I don’t know about you, but when I am in DC or receive government related information, I am always about 3 acronyms behind in the conversation. PDUFA – this is one acronym you want to put in your memory bank for 2012. PDUFA – Prescription Drug User Fee Act.
This legislation is all about FDA, about what biotech’s/pharmaceuticals have to pay for the process, about rare disorders and incentives to develop drugs for rare conditions, and about the process of approval. It is difficult to wade through the legislation, sometimes difficult to clearly understand the ins and outs, but this legislation impacts our world, our sons, and our hope.
The PPMD Board has developed a policy that underpins and supports this legislation.
So many good things are happening in Duchenne. We have potentially promising new drugs in development and in trial and (cross fingers and pray) and believe that it is a new day in Duchenne, that this generation of boys will benefit from treatments.
We are learning more about Duchenne all the time. Steroids have had significant impact, not only on improving/extending function, but on clinical variability. We know most of the boys (not all) respond to steroids. We see the ‘bump’ or change in function within 3-6 weeks of starting steroids. We also know that a certain group of individuals do better than expected for reasons we could not explain, but we are learning. These individuals are referred to as ‘outliers,’ but studies on modifying genes are beginning to explain these differences, which means that trials will become more constricted, more narrow in terms of inclusion and exclusion criteria.
So why the PPMD policy?
It has been developed to state our position, to invite dialogue, and to encourage education about clinical variability, outcome, and benefit and risk.
As far as rare disorders, Duchenne is ‘out front’ in terms of possibilities. Today, trials are underway or in development on gene correction strategies (antisense oligonucleotides – exon skipping), nonsense mutations (ataluren), negative and positive regulators of muscle (myostatin inhibition and igf-1), and compounds with the potential to replace Dystrophin (Tivorsan’s biglycan, Summit’s SMT C 1100, PTC’s utrophin compound). RADD (review of approved drugs working group) is reviewing the myriad of approved drugs that have been tested in the mdx mouse, to determine those drugs that may need additional animal studies and to establish priorities for clinical studies.
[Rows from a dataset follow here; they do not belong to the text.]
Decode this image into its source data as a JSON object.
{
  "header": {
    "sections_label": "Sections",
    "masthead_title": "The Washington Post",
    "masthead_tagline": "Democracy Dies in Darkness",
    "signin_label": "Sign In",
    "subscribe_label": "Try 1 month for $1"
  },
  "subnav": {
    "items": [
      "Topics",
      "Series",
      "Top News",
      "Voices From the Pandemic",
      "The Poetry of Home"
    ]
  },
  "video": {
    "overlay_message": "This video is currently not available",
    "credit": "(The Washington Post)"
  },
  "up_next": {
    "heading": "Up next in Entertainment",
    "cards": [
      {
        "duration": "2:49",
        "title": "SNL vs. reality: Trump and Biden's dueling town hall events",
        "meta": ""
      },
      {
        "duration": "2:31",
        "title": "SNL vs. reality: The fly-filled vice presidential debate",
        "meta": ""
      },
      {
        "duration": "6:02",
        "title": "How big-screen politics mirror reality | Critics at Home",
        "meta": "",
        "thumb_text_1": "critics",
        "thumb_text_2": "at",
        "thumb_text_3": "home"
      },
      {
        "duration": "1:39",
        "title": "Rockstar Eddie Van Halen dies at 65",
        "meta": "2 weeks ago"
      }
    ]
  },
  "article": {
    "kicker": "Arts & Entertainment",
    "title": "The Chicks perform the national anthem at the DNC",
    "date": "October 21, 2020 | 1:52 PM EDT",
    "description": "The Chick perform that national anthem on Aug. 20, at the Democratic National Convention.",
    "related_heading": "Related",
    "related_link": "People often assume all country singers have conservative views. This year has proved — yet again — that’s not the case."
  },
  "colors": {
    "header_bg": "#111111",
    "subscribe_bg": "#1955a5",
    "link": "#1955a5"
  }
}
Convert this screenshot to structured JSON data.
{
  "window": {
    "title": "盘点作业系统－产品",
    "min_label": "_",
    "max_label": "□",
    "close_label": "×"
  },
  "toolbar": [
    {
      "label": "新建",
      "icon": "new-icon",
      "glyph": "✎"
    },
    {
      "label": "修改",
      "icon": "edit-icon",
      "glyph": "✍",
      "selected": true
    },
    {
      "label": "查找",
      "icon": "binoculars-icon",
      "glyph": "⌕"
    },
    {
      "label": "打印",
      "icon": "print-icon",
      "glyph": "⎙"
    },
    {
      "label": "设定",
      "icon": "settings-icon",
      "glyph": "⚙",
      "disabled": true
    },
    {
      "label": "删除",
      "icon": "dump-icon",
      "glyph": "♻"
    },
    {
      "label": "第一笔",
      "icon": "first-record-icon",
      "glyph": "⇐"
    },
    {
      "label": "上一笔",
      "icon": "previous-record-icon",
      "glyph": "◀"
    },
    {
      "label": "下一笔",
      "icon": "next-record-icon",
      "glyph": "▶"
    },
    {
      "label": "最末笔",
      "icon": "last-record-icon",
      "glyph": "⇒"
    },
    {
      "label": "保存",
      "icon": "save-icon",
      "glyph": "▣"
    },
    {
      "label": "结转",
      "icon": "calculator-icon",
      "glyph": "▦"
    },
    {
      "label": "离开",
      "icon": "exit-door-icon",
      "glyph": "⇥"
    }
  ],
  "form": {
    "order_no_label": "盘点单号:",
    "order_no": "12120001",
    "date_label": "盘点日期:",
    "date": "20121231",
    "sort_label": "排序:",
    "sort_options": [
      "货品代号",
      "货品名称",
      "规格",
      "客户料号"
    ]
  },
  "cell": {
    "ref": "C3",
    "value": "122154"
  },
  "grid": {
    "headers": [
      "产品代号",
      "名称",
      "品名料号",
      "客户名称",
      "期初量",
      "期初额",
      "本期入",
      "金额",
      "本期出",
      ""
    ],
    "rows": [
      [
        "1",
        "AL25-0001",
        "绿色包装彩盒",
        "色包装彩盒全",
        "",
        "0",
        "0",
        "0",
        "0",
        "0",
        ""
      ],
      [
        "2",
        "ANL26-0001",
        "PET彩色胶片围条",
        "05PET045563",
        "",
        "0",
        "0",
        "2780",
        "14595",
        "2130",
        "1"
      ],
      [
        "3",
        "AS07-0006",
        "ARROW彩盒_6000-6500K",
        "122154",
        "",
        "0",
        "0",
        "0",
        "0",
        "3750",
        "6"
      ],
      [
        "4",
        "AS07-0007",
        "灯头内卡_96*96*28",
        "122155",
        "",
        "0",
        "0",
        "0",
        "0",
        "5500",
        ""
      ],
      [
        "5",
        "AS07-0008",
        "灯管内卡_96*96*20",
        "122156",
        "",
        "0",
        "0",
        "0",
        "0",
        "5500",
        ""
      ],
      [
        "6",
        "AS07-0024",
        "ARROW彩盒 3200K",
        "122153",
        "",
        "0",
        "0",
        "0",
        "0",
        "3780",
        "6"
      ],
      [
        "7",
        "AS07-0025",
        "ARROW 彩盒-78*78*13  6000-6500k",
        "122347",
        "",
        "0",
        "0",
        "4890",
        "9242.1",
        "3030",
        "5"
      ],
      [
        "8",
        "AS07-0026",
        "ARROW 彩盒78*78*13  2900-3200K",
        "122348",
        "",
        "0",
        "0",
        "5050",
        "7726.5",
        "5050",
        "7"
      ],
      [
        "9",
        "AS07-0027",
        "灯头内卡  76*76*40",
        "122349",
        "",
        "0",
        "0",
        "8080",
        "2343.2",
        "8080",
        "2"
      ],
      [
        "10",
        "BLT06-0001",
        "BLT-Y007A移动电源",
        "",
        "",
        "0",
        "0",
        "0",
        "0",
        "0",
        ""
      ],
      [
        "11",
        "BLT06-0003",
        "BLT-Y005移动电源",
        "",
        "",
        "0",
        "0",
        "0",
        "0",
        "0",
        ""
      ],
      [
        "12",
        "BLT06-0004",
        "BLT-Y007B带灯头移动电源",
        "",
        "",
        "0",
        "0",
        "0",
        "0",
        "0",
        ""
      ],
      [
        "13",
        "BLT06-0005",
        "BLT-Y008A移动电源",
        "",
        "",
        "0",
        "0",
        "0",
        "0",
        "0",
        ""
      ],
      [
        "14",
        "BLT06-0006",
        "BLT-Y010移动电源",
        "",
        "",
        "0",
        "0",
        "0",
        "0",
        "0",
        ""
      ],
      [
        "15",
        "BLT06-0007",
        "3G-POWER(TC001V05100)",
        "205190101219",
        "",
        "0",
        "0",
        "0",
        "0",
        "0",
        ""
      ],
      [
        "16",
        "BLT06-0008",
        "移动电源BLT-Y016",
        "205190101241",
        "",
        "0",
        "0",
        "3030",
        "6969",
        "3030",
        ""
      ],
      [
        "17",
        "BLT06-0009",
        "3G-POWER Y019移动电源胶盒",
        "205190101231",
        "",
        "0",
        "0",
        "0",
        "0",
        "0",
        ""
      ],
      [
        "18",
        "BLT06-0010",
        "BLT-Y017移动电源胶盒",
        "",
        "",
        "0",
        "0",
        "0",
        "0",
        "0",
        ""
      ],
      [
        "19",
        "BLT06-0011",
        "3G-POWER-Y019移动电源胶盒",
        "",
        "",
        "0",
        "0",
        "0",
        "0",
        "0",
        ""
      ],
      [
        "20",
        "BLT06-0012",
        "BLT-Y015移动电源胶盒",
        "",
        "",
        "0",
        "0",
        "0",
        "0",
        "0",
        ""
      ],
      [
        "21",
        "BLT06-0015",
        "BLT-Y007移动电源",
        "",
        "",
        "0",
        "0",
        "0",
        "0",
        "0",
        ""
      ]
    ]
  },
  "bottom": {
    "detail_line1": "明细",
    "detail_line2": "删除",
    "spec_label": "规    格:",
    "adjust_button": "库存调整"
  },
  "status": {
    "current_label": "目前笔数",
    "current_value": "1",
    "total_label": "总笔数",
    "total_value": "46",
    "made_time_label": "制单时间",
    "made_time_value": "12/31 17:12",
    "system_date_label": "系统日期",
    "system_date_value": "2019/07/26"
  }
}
As a community, we see treatments on the horizon. We clearly see the day we will End Duchenne.
For this reason the PDUFA legislation is critical. We need to better understand clinical variability and to keep that variability in mind as we develop clinical trials. Maybe the single primary outcome measure such as the 6MWT (six minute walk test) is inadequate to reflect benefit across the population. It may be worth considering a composite score, a list of outcomes that may better reflect improvement across a variable population.
We are hopeful FDA will consider conditional approval. The idea here is that if in clinical studies a drug is demonstrated to be safe, but has not reached clinical significance with the primary outcome BUT has demonstrated some positive signs of surrogate composite measures, we believe that the drug (or biologic) should be made available to all individuals that meet the criteria for the drug, while additional trials are conducted or post marketing data confirms efficacy.
And because we are learning more and more about individuals with Duchenne, we expect that trials will become more constricted, that is, focus on specific subsets of the population. We want to make sure the labels, the information that describes eligibility, is broad, to include all individuals with the potential to benefit. We do not want lines drawn based on function.
Essentially, the PPMD policy was derived to inform, to accelerate approvals, and to ensure all who are eligible have access.
PDUFA. Add this acronym to your vocabulary. It is renewed every 5 years and this is the year. And it matters.